Knibb geht in Führung, Charles-Barclay erhält Littering-Penalty
Auf dem Rad hielt Charles-Barclay auf dem Hinweg nach Hawi lange Zeit um die zwei Minuten Vorsprung auf Knibb. Die Gruppe um die Titelverteidigerin Laura Philipp schlug anfangs ein ähnlich schnelles Tempo an. Im Anstieg nach Hawi fuhr Knibb dann mit viel Power die Lücke zur Führenden Charles-Barclay zu. Das von den beiden Spitzenathletinnen angeschlagene Höllentempo führte dazu, dass die Verfolgerinnen am Wendepunkt in Hawi schon einen deutlichen Rückstand hinnehmen mussten. Allerdings machte schon dort Solveig Lovseth auf sich aufmerksam. Die Norwegerin hatte sich von der Philipp-Gruppe gelöst und war nun die alleinige Verfolgerin des Spitzenduos.
Als Charles-Barclay auf dem Rückweg eine etwas zweifelhafte Zeitstrafe für Littering erhielt (ihr war eine Flasche außerhalb der Littering-Zone aus dem Flaschenhalter gerutscht) und diese im Penalty-Zelt in Waikoloa absaß, war Knibb urplötzlich auf den finalen 40 Radkilometern allein in Führung.
Lovseth die dritte Kraft – Philipp und Matthews verlieren viel Zeit
Weiterhin stark präsentierte sich Lovseth, die keine Zeit auf Knibb verlor und auf den finalen 20 Radkilometern sogar noch etwas Zeit wettmachen konnte. Davon war die Philipp-Gruppe, in der neben der deutschen Topfavoritin nur noch Matthews, Perterer, Jocelyn McCauley (USA) und Hannah Berry (NZL) vertreten waren, weit entfernt. Ihr Rückstand sollte bis in die T2 bis auf 14 min anwachsen.

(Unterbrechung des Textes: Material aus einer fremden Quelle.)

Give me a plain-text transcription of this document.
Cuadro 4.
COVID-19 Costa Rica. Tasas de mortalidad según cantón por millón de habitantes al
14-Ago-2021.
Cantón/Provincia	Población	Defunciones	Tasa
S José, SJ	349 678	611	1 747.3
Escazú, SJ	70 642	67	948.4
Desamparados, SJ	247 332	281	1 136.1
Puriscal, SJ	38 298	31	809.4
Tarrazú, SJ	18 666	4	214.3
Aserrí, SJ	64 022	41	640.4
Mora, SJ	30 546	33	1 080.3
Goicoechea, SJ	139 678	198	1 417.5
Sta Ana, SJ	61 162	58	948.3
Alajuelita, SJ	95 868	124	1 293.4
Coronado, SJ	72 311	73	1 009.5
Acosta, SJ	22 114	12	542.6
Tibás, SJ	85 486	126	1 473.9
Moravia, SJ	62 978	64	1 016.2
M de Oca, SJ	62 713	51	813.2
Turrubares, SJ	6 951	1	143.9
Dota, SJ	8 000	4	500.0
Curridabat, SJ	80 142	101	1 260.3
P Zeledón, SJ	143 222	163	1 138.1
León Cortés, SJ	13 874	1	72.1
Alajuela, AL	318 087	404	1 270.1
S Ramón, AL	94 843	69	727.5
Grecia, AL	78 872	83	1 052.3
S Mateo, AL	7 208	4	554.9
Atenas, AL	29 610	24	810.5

Das Marathon-Drama beginnt
Vorne wechselte Knibb mit 1:43 min Vorsprung auf Charles-Barclay in den Marathon. Lovseth lag +5:44 zurück. Auf dem Alii Drive machte die Britin den besten Eindruck und hatte auf dem Rückweg vom ersten Wendepunkt bald die Führende im Blick. Nach 12 km im gefürchteten Palani Road-Anstieg kam es zum Führungswechsel. Charles-Barclay gab Knibb dabei einen etwas überheblichen Klaps. Denn die US-Amerikanerin war alles andere als geschlagen. Auf dem Queen K-Highway schloss sie die kleine Lücke wieder und für kurze Zeit liefen die beiden Brust an Brust – Erinnerung an Dave Scott gegen Mark Allen oder Andi Raelert gegen Chris McCormack wurden wach.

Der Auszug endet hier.